Coll’s head whipped around. “What?”
The monster’s head broke water off the starboard bow. Up and up it went, towering over Prydwen’s masts. The moon lit its gigantic flat head: the lidless eyes, the gaping, carnivorous jaws, the mottled grey-green slimy skin. Prydwen grated on something. Averren grappled with the helm and Coll hurried to aid him. One of the watchmen screamed a warning.
Paul caught a glimpse in the uncertain moonlight of something white, like a horn, between the monster’s terrible eyes. He still heard the singing, clear, heartachingly beautiful. A sick premonition swept over him. He turned instinctively. On the other side of Prydwen the monster’s tail had curved and it was raised, blotting the southern sky, to smash down on them!
Raven wings. He knew.
“Soulmonger!” Paul screamed. “Loren, make a shield!”
He saw the huge tail reach its full height. Saw it coming down with the force of malignant death, to crush them out of life. Then saw it smash brutally into nothing but air. Prydwen bounced like a toy with the shock of it, but the mage’s shield held. Loren came running up on deck, Diarmuid and Arthur supporting Matt Sören. Paul glimpsed the racking strain in the Dwarf’s face and then deliberately cut himself off from all sensation. There was no time to waste. He reached within for the pulse of Mórnir.

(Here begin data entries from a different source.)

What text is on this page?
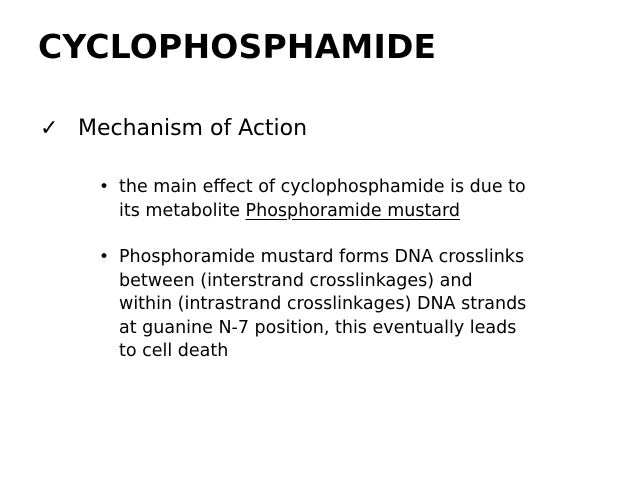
CYCLOPHOSPHAMIDE
✓ Mechanism of Action
• the main effect of cyclophosphamide is due to
its metabolite Phosphoramide mustard
• Phosphoramide mustard forms DNA crosslinks
between (interstrand crosslinkages) and
within (intrastrand crosslinkages) DNA strands
at guanine N-7 position, this eventually leads
to cell death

And found it, desperately faint, thin as starlight beside the moon. Which is what, in a way, it was. He was too far. Liranan had spoken true. How could he compel the sea god in the sea?
He tried. Felt the third pulse beat in him and cried with the fourth, “Liranan!”

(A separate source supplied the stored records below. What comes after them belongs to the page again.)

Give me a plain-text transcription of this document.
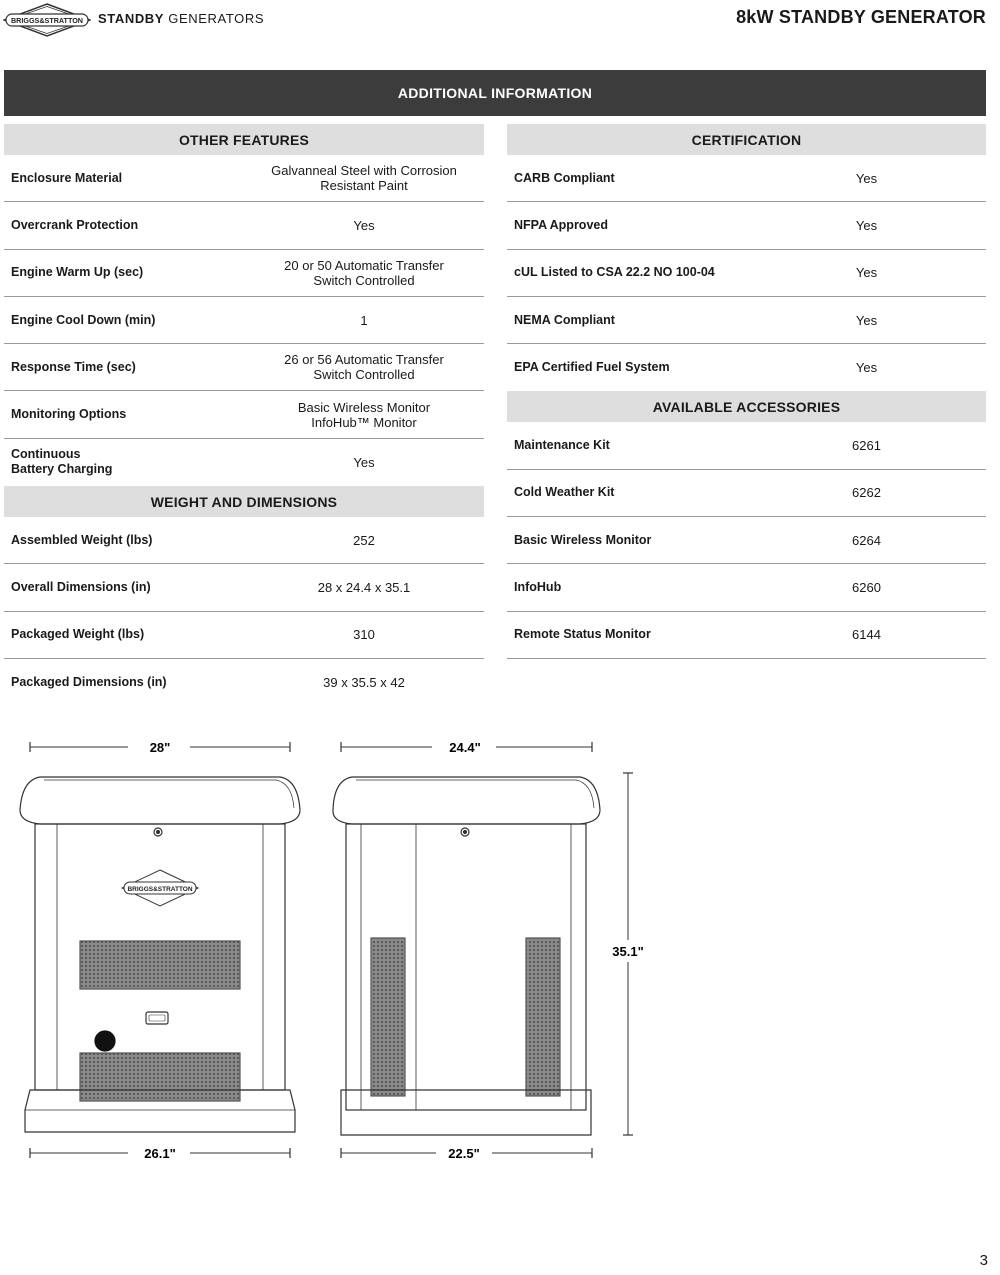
BRIGGS&STRATTON STANDBY GENERATORS	8kW STANDBY GENERATOR
ADDITIONAL INFORMATION
OTHER FEATURES
Enclosure Material	Galvanneal Steel with Corrosion
Resistant Paint
Overcrank Protection	Yes
Engine Warm Up (sec)	20 or 50 Automatic Transfer
Switch Controlled
Engine Cool Down (min)	1
Response Time (sec)	26 or 56 Automatic Transfer
Switch Controlled
Monitoring Options	Basic Wireless Monitor
InfoHub™ Monitor
Continuous
Battery Charging	Yes
WEIGHT AND DIMENSIONS
Assembled Weight (lbs)	252
Overall Dimensions (in)	28 x 24.4 x 35.1
Packaged Weight (lbs)	310
Packaged Dimensions (in)	39 x 35.5 x 42
CERTIFICATION
CARB Compliant	Yes
NFPA Approved	Yes
cUL Listed to CSA 22.2 NO 100-04	Yes
NEMA Compliant	Yes
EPA Certified Fuel System	Yes
AVAILABLE ACCESSORIES
Maintenance Kit	6261
Cold Weather Kit	6262
Basic Wireless Monitor	6264
InfoHub	6260
Remote Status Monitor	6144
BRIGGS&STRATTON
28"
26.1"
24.4"
22.5"
35.1"
3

He sensed, rather than saw, the effortless eluding of the god. Despair threatened to drown him. He dove, within his mind, as he had done on the beach. He heard the singing everywhere and then, far down and far away, the voice of Liranan: “I am sorry, brother. Truly sorry.”
He tried again. Put all his soul into the summoning. As if from undersea he saw the shadow of Prydwen above, and he apprehended the full magnitude of the monster that guarded Cader Sedat. Soulmonger, he thought again. Rage rose overwhelmingly in him, he channeled all its blind force into his call. He felt himself breaking with the desperate strain. It was not enough.
“I told you it would be so,” he heard the sea god say. Far off he saw a silver fish eluding through dark water. There were no sea stars. Overhead, Prydwen bounced wildly again, and he knew Loren had somehow blocked a second crashing of the monster’s tail. Not a third, he thought. He cannot block a third.
And in his mind a voice spoke: Then there must not be a third. Twiceborn, this is Gereint. Summon now, through me. I am rooted in the land.
Paul linked with the blind shaman he had never seen. Power surged within him, the godpulse of Mórnir beating fiercer than his own. Underwater in his mind, he stretched a hand downward through the ocean dark. He felt an explosion of his power, grounded on the Plain in Gereint. He felt it crest. Overhead, the vast tail was rising again. “Liranan!” Paul cried for the last time. On the deck of Prydwen they heard it like the voice of thunder.